Similar, but slightly different... I am leaning towards a friends suggestion of setting up another DPST relay circuit that is controlled by the eStop Switch and interrupts both VFD's independant eStop signals.  It's starting to feel a bit excessive however and adds more electronics into the eStop circuit.


----------



## Codered741 (Aug 30, 2013)

What type of VFD's are you using? Many "Estop" inputs do not actually e-stop the drive. Most fancy drives that have this capability, refer to the input as a "safe off" input, and requires a dedicated loop, with current and pulse monitoring.  

Most consumer level drives do not have this functionality, and therefore require a separate method of e-stop. The most common is a contactor which removes main power from the circuit. If you were to wire the coil of this circuit through your normally closed switch, you could feed both drives from it, still have your extra pole on the switch, and have a better Estop system. 

-Cody


----------



## CanFire (Aug 30, 2013)

Well, the Huanyang manual is incredibly vague about what happens when an eStop fault occurs and I haven't been able to find anything from other users on the internet.  I'm hoping that the VFD does something different for an eStop condition than the regular stop.
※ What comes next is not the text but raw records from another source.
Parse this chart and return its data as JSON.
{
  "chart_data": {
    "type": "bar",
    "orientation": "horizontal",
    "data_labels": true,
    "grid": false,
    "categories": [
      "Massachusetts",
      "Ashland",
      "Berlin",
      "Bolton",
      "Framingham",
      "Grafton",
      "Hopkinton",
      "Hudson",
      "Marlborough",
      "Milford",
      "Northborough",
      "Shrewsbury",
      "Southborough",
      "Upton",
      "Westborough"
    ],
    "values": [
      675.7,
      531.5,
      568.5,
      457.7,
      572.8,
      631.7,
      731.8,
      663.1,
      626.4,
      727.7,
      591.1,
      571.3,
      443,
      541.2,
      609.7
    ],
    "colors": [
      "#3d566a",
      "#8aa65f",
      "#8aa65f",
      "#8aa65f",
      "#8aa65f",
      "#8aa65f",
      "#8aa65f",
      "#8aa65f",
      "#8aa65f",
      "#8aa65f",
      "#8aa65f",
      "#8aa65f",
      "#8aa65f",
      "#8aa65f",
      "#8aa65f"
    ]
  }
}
I don't know if anybody else can make sense of my (TinyCAD) wiring diagram, but here is the sixth revision:


The dashed green lines are the VFD's eStop sensing circuit.  The eStops themselves are wired (red lines) to cut power to a relay which then interrupts the eStop sensing circuit of both VFDs.  The blue lines are for the timer relay that cuts power to the two contactors that control power to the VFDs.


----------